Assim, em uma data tão simbólica, trazemos luz às
discussões relevantes sobre o tema, especialmente no ano em que a norma
brasileira a Lei Geral de Proteção de Dados (Lei 13 709/2018 ou LGPD) entrará
em vigor previsto / que a norma brasileira, a Lei Geral de Proteção de Dados
(Lei 13.709/2018 ou LGPD) entrará em vigor, previsto para acontecer em 16 de
agosto.
Na medida em que a vigência da lei se aproxima,
muitas organizações ainda se perguntam: como adequar o meu negócio à Lei Geral
de Proteção de Dados? Em outras palavras, o que fazer para garantir que minha
organização seja capaz de respeitar todos os princípios, cumprir todas as
obrigações e atender a todos os direitos previstos na LGPD?
O objetivo deste texto é justamente compartilhar
nossa visão e metodologia, de forma condensada, bem como o caminho que
entendemos mais eficiente rumo a essa tão alardeada e relevante adequação.

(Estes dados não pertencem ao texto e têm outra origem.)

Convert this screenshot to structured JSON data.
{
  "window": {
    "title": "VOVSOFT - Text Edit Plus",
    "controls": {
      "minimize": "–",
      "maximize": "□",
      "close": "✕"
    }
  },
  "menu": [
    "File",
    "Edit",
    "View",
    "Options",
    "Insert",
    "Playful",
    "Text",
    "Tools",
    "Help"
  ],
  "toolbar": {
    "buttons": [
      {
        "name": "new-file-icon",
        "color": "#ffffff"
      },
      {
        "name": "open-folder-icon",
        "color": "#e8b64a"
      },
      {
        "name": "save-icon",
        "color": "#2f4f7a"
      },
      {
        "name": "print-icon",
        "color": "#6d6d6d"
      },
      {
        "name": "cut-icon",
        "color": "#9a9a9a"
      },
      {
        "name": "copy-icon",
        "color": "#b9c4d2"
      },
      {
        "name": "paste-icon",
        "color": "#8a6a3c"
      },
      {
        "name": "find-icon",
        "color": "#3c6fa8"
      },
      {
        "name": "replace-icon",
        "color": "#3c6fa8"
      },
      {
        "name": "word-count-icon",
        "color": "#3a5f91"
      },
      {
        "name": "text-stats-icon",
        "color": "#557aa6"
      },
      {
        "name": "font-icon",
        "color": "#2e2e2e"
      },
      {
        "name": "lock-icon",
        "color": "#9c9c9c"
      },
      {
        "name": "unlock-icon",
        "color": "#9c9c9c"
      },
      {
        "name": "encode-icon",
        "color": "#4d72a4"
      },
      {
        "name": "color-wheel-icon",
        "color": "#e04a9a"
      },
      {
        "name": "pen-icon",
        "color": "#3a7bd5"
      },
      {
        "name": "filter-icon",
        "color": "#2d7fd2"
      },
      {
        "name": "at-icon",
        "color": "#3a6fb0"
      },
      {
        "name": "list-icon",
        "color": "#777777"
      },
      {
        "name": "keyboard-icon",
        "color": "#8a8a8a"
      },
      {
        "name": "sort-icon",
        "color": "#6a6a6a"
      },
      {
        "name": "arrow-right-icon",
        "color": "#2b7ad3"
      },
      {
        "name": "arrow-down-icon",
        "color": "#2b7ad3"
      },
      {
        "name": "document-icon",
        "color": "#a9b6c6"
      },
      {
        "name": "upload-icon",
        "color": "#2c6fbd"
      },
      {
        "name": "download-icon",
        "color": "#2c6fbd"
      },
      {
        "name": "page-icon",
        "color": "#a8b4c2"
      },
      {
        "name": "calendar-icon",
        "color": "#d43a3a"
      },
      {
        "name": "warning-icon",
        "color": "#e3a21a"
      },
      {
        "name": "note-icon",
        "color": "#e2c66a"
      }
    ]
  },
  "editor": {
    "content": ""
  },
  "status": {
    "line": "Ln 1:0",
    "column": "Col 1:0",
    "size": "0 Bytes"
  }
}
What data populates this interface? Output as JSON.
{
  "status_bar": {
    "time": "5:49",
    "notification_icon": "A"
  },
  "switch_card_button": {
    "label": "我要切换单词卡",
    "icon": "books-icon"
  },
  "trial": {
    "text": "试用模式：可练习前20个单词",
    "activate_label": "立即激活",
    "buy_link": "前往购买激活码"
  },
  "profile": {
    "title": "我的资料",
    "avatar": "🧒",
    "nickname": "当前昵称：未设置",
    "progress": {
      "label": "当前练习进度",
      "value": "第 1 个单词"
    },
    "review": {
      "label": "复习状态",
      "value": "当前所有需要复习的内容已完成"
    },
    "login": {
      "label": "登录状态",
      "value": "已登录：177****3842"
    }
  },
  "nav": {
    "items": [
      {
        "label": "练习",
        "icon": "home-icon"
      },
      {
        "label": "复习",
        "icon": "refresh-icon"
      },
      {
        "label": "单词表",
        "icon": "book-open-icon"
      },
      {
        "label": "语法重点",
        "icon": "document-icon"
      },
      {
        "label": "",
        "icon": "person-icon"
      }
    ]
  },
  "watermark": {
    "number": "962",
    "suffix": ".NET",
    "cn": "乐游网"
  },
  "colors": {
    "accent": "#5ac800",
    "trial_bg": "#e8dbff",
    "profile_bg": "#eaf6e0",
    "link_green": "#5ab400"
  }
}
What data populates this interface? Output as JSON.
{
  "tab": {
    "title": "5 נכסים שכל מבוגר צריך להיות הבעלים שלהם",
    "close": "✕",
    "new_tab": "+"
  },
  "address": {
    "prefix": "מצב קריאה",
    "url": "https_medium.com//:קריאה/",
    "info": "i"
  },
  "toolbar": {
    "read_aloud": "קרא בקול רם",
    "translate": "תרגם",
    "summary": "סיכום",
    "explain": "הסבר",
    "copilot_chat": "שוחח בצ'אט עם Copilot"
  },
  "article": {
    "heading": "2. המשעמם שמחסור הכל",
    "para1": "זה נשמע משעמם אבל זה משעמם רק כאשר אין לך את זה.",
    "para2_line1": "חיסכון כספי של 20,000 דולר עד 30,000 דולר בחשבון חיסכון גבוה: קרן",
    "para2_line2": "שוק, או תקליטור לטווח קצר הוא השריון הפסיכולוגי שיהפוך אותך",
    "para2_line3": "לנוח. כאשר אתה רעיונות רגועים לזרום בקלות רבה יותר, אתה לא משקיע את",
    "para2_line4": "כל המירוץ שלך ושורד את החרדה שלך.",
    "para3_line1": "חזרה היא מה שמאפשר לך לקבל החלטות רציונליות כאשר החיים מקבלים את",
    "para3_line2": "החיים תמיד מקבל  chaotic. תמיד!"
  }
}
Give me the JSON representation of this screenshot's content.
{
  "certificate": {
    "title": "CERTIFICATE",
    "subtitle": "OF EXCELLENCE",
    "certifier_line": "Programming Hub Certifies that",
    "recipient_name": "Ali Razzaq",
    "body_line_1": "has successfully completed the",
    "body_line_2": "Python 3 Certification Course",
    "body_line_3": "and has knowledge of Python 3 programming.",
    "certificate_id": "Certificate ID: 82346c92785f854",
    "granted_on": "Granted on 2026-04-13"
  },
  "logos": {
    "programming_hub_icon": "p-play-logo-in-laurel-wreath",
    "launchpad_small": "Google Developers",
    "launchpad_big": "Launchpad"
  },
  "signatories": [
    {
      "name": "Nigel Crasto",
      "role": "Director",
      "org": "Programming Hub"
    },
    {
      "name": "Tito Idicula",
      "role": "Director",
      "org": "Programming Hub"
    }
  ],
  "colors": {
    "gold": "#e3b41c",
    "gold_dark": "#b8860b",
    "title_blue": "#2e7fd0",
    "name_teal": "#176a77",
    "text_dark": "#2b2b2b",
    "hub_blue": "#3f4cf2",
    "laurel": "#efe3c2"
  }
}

Para nós, escritório fundado em 1997 já
especializado em Direito Digital, era natural o entendimento da relevância do
tema, de forma que há anos auxiliamos empresas na mitigação de riscos
relacionados à privacidade e proteção de dados, muito baseado na experiência do
exterior, principalmente Europa, continente berço das discussões e normativas
sobre o tema (não é por acaso que o Dia Internacional de Proteção de Dados
criado pelo Conselho Europeu é comemorada no mundo todo).
Foi nesse contexto, apoiando organizações a se
adequarem à regulamentação europeia de proteção de dados (General Data
Protection Regulation) e já sabendo que a nossa futura Lei Geral de Proteção de
Dados (LGPD) seria inspirada nela, pois inclusive contribuímos legislativamente
desde o início da sua construção, que nos inspiramos nas melhores práticas já
utilizadas para a adequação ao GDPR visando aplicar uma abordagem condizente
com a realidade das organizações brasileiras em sua busca pela conformidade.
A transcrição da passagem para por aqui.